5.1.1   Time dimension of design (e.g., one time cross sectional, fixed or rotating panel)

5.1.2   Target and survey population definitions, including inclusion/exclusion criteria.

5.1.3   Sampling frame(s) descriptions.

5.1.4   Maps and protocol used in field listing.

5.1.5   Description of all stages of selection, including sample sizes, stratification, clustering, oversampling and number of replicates fielded at each stage.

5.1.6   Documentation of procedures to determine probabilities of selection and weights for each stage of selection.

5.1.7   Tables of the precision of the estimates of key survey statistics.

5.1.8   (If necessary), descriptions of substitution procedures.

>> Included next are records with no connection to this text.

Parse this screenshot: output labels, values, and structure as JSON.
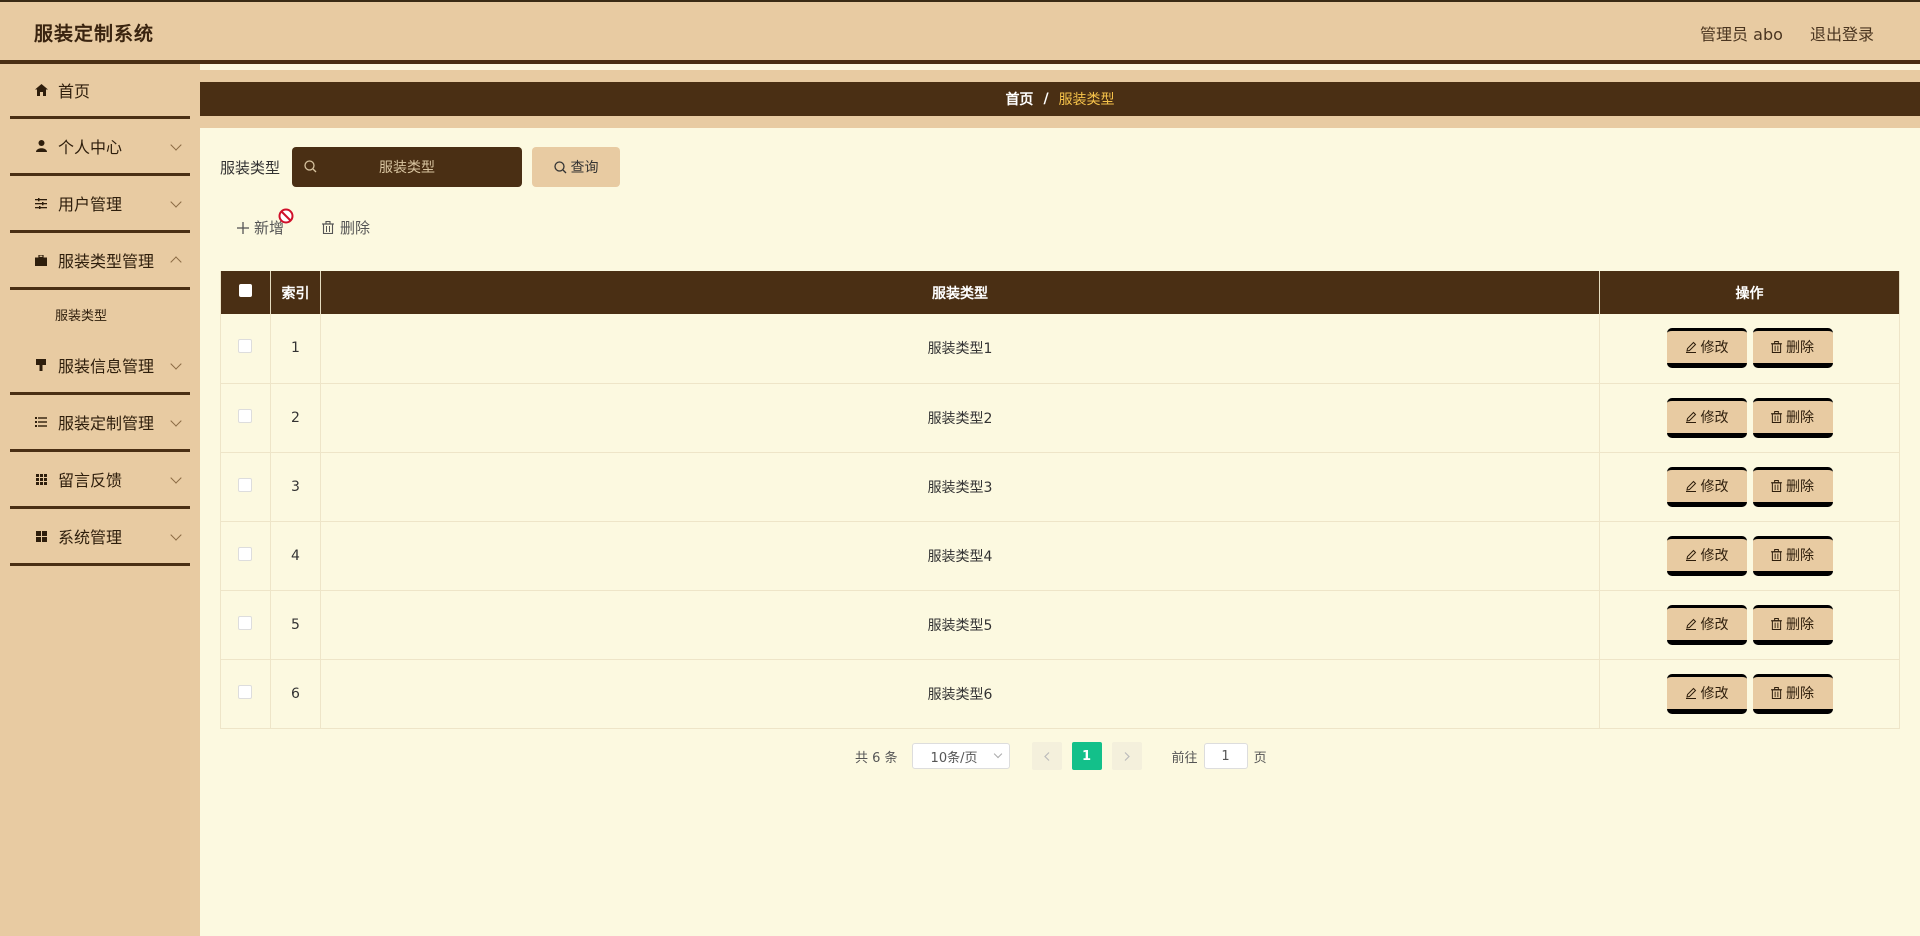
{
  "app": {
    "title": "服装定制系统"
  },
  "header": {
    "user_label": "管理员 abo",
    "logout_label": "退出登录"
  },
  "sidebar": {
    "items": [
      {
        "label": "首页",
        "icon": "home-icon"
      },
      {
        "label": "个人中心",
        "icon": "user-icon"
      },
      {
        "label": "用户管理",
        "icon": "sliders-icon"
      },
      {
        "label": "服装类型管理",
        "icon": "briefcase-icon"
      },
      {
        "label": "服装信息管理",
        "icon": "brush-icon"
      },
      {
        "label": "服装定制管理",
        "icon": "list-icon"
      },
      {
        "label": "留言反馈",
        "icon": "grid-icon"
      },
      {
        "label": "系统管理",
        "icon": "apps-icon"
      }
    ],
    "submenu": {
      "label": "服装类型"
    }
  },
  "breadcrumb": {
    "home": "首页",
    "separator": "/",
    "current": "服装类型"
  },
  "search": {
    "label": "服装类型",
    "placeholder": "服装类型",
    "button_label": "查询"
  },
  "actions": {
    "add_label": "新增",
    "delete_label": "删除"
  },
  "table": {
    "headers": {
      "index": "索引",
      "type": "服装类型",
      "ops": "操作"
    },
    "rows": [
      {
        "index": "1",
        "type": "服装类型1"
      },
      {
        "index": "2",
        "type": "服装类型2"
      },
      {
        "index": "3",
        "type": "服装类型3"
      },
      {
        "index": "4",
        "type": "服装类型4"
      },
      {
        "index": "5",
        "type": "服装类型5"
      },
      {
        "index": "6",
        "type": "服装类型6"
      }
    ],
    "edit_label": "修改",
    "delete_label": "删除"
  },
  "pagination": {
    "total": "共 6 条",
    "page_size": "10条/页",
    "current_page": "1",
    "goto_label": "前往",
    "goto_value": "1",
    "page_suffix": "页"
  },
  "colors": {
    "accent": "#4a2f14",
    "sidebar_bg": "#e8cba2",
    "content_bg": "#fcf9e0",
    "active_page": "#13c08a",
    "crumb_current": "#f5c24a"
  }
}
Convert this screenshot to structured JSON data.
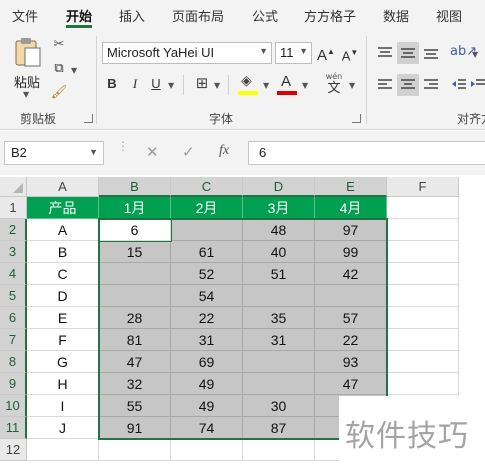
{
  "tabs": [
    {
      "label": "文件",
      "active": false
    },
    {
      "label": "开始",
      "active": true
    },
    {
      "label": "插入",
      "active": false
    },
    {
      "label": "页面布局",
      "active": false
    },
    {
      "label": "公式",
      "active": false
    },
    {
      "label": "方方格子",
      "active": false
    },
    {
      "label": "数据",
      "active": false
    },
    {
      "label": "视图",
      "active": false
    }
  ],
  "ribbon": {
    "clipboard": {
      "paste_label": "粘贴",
      "group_label": "剪贴板"
    },
    "font": {
      "font_name": "Microsoft YaHei UI",
      "font_size": "11",
      "group_label": "字体",
      "bold": "B",
      "italic": "I",
      "underline": "U",
      "grow_font": "A",
      "shrink_font": "A",
      "font_color_glyph": "A",
      "phonetic_glyph": "wén",
      "phonetic_sub": "文",
      "highlight_color": "#ffff00",
      "font_color": "#e00000"
    },
    "alignment": {
      "group_label": "对齐方"
    }
  },
  "formula_bar": {
    "name_box": "B2",
    "fx": "fx",
    "formula": "6",
    "cancel_glyph": "✕",
    "enter_glyph": "✓"
  },
  "sheet": {
    "columns": [
      "A",
      "B",
      "C",
      "D",
      "E",
      "F"
    ],
    "rows": [
      "1",
      "2",
      "3",
      "4",
      "5",
      "6",
      "7",
      "8",
      "9",
      "10",
      "11",
      "12"
    ],
    "header_row": [
      "产品",
      "1月",
      "2月",
      "3月",
      "4月"
    ],
    "data": [
      [
        "A",
        "6",
        "",
        "48",
        "97"
      ],
      [
        "B",
        "15",
        "61",
        "40",
        "99"
      ],
      [
        "C",
        "",
        "52",
        "51",
        "42"
      ],
      [
        "D",
        "",
        "54",
        "",
        ""
      ],
      [
        "E",
        "28",
        "22",
        "35",
        "57"
      ],
      [
        "F",
        "81",
        "31",
        "31",
        "22"
      ],
      [
        "G",
        "47",
        "69",
        "",
        "93"
      ],
      [
        "H",
        "32",
        "49",
        "",
        "47"
      ],
      [
        "I",
        "55",
        "49",
        "30",
        ""
      ],
      [
        "J",
        "91",
        "74",
        "87",
        ""
      ]
    ],
    "header_fill": "#00a050",
    "selection_fill": "#c6c6c6",
    "selection_border": "#217346"
  },
  "watermark": "软件技巧"
}
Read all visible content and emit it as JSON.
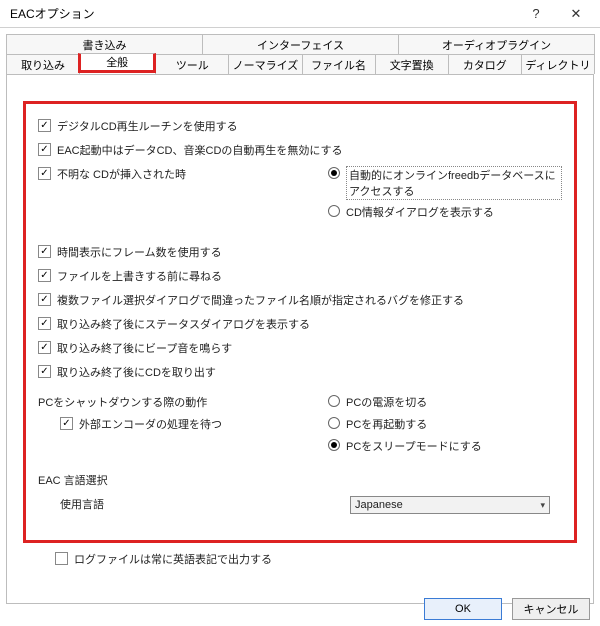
{
  "window": {
    "title": "EACオプション"
  },
  "tabsTop": [
    "書き込み",
    "インターフェイス",
    "オーディオプラグイン"
  ],
  "tabsBottom": [
    "取り込み",
    "全般",
    "ツール",
    "ノーマライズ",
    "ファイル名",
    "文字置換",
    "カタログ",
    "ディレクトリ"
  ],
  "checks": {
    "c1": "デジタルCD再生ルーチンを使用する",
    "c2": "EAC起動中はデータCD、音楽CDの自動再生を無効にする",
    "c3": "不明な CDが挿入された時",
    "c4": "時間表示にフレーム数を使用する",
    "c5": "ファイルを上書きする前に尋ねる",
    "c6": "複数ファイル選択ダイアログで間違ったファイル名順が指定されるバグを修正する",
    "c7": "取り込み終了後にステータスダイアログを表示する",
    "c8": "取り込み終了後にビープ音を鳴らす",
    "c9": "取り込み終了後にCDを取り出す",
    "shutdown": "PCをシャットダウンする際の動作",
    "c10": "外部エンコーダの処理を待つ",
    "langSection": "EAC 言語選択",
    "langLabel": "使用言語",
    "c11": "ログファイルは常に英語表記で出力する"
  },
  "radios": {
    "r1": "自動的にオンラインfreedbデータベースにアクセスする",
    "r2": "CD情報ダイアログを表示する",
    "r3": "PCの電源を切る",
    "r4": "PCを再起動する",
    "r5": "PCをスリープモードにする"
  },
  "lang": {
    "value": "Japanese"
  },
  "buttons": {
    "ok": "OK",
    "cancel": "キャンセル"
  }
}
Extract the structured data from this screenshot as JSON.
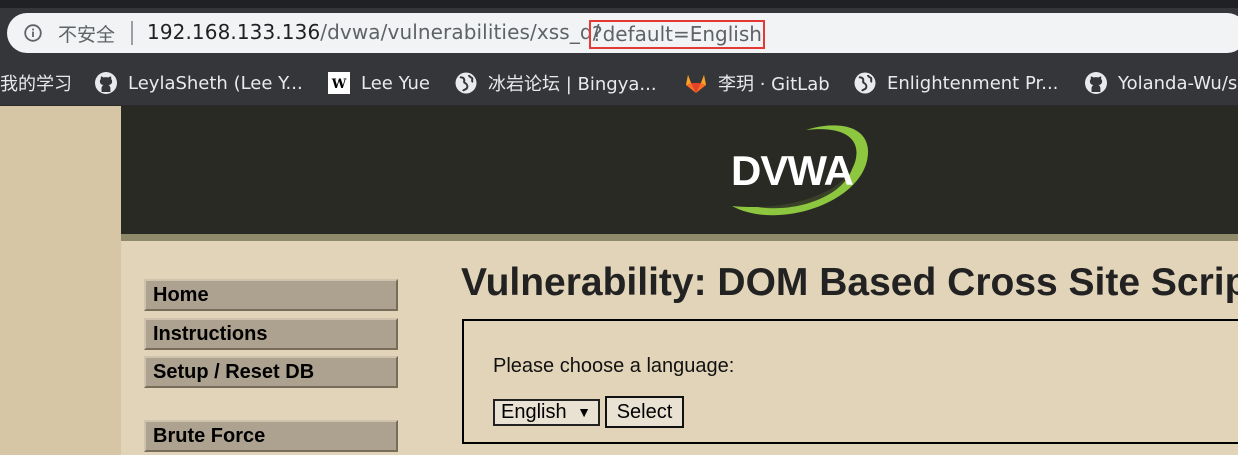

For each process documented, this should include  

5.1.9   Quality assurance procedures.

5.1.10 Quality control procedures.

5.1.11 Corrective actions taken.

5.2    Provide key indicators of quality for all dimensions of quality (see Defeo & Juran (2010) and Appendix A), some of which can be collected during data collections, others afterwards. They include:

5.2.1   Comparability.

5.2.2   Coherence.

5.2.3   Relevance.

5.2.4   Accuracy (see Quality Framework), including:

  • Measurement error
  • Processing error
  • Coverage error
  • Sampling error
  • Nonresponse error
  • Adjustment error

5.2.5   Timeliness and punctuality.

5.2.6   Accessibility.

5.2.7   Interpretability.

5.3    Document lessons learned and make recommendations for improvement in studies of the same design, and, if possible, make recommendations for methodological research that could inform design of similar studies in the future. Such information would be useful for the study’s coordinating center and national survey agencies, as well as for researchers and organizations interested in conducting similar studies.

Lessons learned

5.1    The ESS provides a well-documented quality reports, which includes fieldwork procedures, fieldwork results and analysis of different error sources: https://www.europeansocialsurvey.org/docs/round6/methods/ESS6_quality_report.pdf

5.2    In 3MC surveys, a quality profile is often created for each study location. For example, the Survey of Health, Ageing, and Retirement in Europe (SHARE) Compliance Profiles documented a set of quality control indicators, on which each country is evaluated (Malte and Börsch-Supan, 2014). Alcser, Benson, and Guyer (2011) discuss pilot testing the SHARE Quality Profile.